DIALEKSIS.COM | Meureudu - Sebanyak 412 santri mengikuti Wisuda IV Ma’had Aly Darul Munawwarah Kuta Krueng, Ulee Glee, Kabupaten Pidie Jaya, Aceh, Sabtu (19/9/2026).

Prosesi wisuda berlangsung di Kompleks Dayah Darul Munawwarah Kuta Krueng. Para wisudawan berasal dari tiga jenjang pendidikan, yakni SPM Ulya, Tahfiz, dan Ma’had Aly.

Dari total 412 santri yang diwisuda, sebanyak 307 santri merupakan lulusan SPM Ulya, 35 santri program Tahfiz, dan 70 orang wisudawan Ma’had Aly.

Mudir Ma’had Aly Darul Munawwarah Kuta Krueng, Tgk H. Anwar Usman atau yang akrab disapa Abiya Kuta Krueng, menyampaikan ucapan selamat kepada para santri yang telah menyelesaikan pendidikan mereka.

“Selamat atas Wisuda Santri Angkatan 5 dan 6 Ma’had Aly Darul Munawwarah Kuta Krueng,” kata Abiya Kuta Krueng.

Menurutnya, wisuda bukanlah akhir dari perjalanan pendidikan para santri. Sebaliknya, momentum tersebut menjadi awal bagi mereka untuk mengamalkan ilmu dan mengambil peran di tengah masyarakat.

“Hari ini bukanlah akhir dari perjalanan kita, tetapi awal dari pengabdian,” ujarnya.

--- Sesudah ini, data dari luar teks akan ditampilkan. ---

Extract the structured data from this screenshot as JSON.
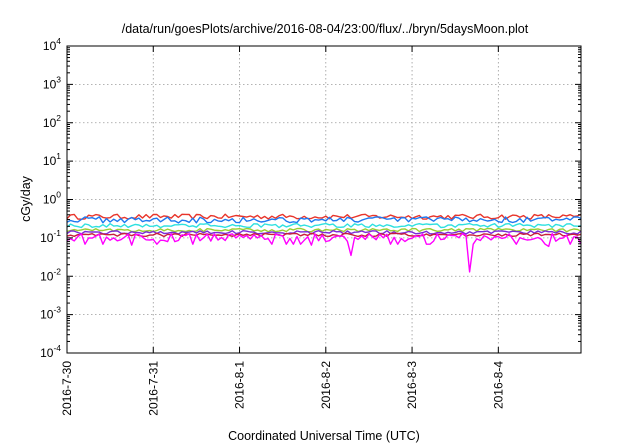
{
  "chart_data": {
    "type": "line",
    "title": "/data/run/goesPlots/archive/2016-08-04/23:00/flux/../bryn/5daysMoon.plot",
    "xlabel": "Coordinated Universal Time (UTC)",
    "ylabel": "cGy/day",
    "y_scale": "log",
    "ylim": [
      0.0001,
      10000
    ],
    "y_ticks": [
      {
        "base": "10",
        "exp": "-4",
        "value": 0.0001
      },
      {
        "base": "10",
        "exp": "-3",
        "value": 0.001
      },
      {
        "base": "10",
        "exp": "-2",
        "value": 0.01
      },
      {
        "base": "10",
        "exp": "-1",
        "value": 0.1
      },
      {
        "base": "10",
        "exp": "0",
        "value": 1
      },
      {
        "base": "10",
        "exp": "1",
        "value": 10
      },
      {
        "base": "10",
        "exp": "2",
        "value": 100
      },
      {
        "base": "10",
        "exp": "3",
        "value": 1000
      },
      {
        "base": "10",
        "exp": "4",
        "value": 10000
      }
    ],
    "x_start": "2016-07-30",
    "x_end": "2016-08-04 23:00",
    "x_ticks": [
      "2016-7-30",
      "2016-7-31",
      "2016-8-1",
      "2016-8-2",
      "2016-8-3",
      "2016-8-4"
    ],
    "grid": true,
    "legend": "none",
    "sample_interval_hours": 1,
    "series": [
      {
        "color": "#e8342a",
        "base": 0.36,
        "noise_pct": 15
      },
      {
        "color": "#1e78f0",
        "base": 0.3,
        "noise_pct": 18
      },
      {
        "color": "#2ee0e0",
        "base": 0.21,
        "noise_pct": 12
      },
      {
        "color": "#9acd32",
        "base": 0.16,
        "noise_pct": 10
      },
      {
        "color": "#7a2ad8",
        "base": 0.14,
        "noise_pct": 10
      },
      {
        "color": "#c81e3c",
        "base": 0.12,
        "noise_pct": 10
      },
      {
        "color": "#ff00ff",
        "base": 0.105,
        "noise_pct": 25,
        "dips": [
          {
            "time": "2016-08-02 07:00",
            "value": 0.035
          },
          {
            "time": "2016-08-03 16:00",
            "value": 0.013
          },
          {
            "time": "2016-07-30 18:00",
            "value": 0.065
          },
          {
            "time": "2016-08-01 20:00",
            "value": 0.065
          },
          {
            "time": "2016-08-04 14:00",
            "value": 0.06
          }
        ]
      }
    ]
  }
}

Ia berpesan agar ilmu yang diperoleh selama menempuh pendidikan di dayah tidak hanya digunakan untuk kepentingan pribadi, tetapi juga memberikan manfaat bagi masyarakat.

“Ilmu yang kalian peroleh bukan sekadar untuk mengubah kehidupan diri sendiri, melainkan untuk menghadirkan manfaat bagi sesama,” kata Abiya.

Para lulusan juga diminta menjadi pribadi yang berilmu, memiliki integritas, serta berani mengambil peran dalam kehidupan sosial.

“Jadilah insan yang berilmu, berintegritas, dan berani mengambil peran,” pesannya.

Abiya Kuta Krueng juga menegaskan bahwa keberhasilan seseorang tidak semata-mata diukur dari sejauh mana ia mencapai kesuksesan secara pribadi. Lebih dari itu, keberhasilan juga tercermin dari manfaat dan kebaikan yang dapat ditinggalkan bagi orang lain.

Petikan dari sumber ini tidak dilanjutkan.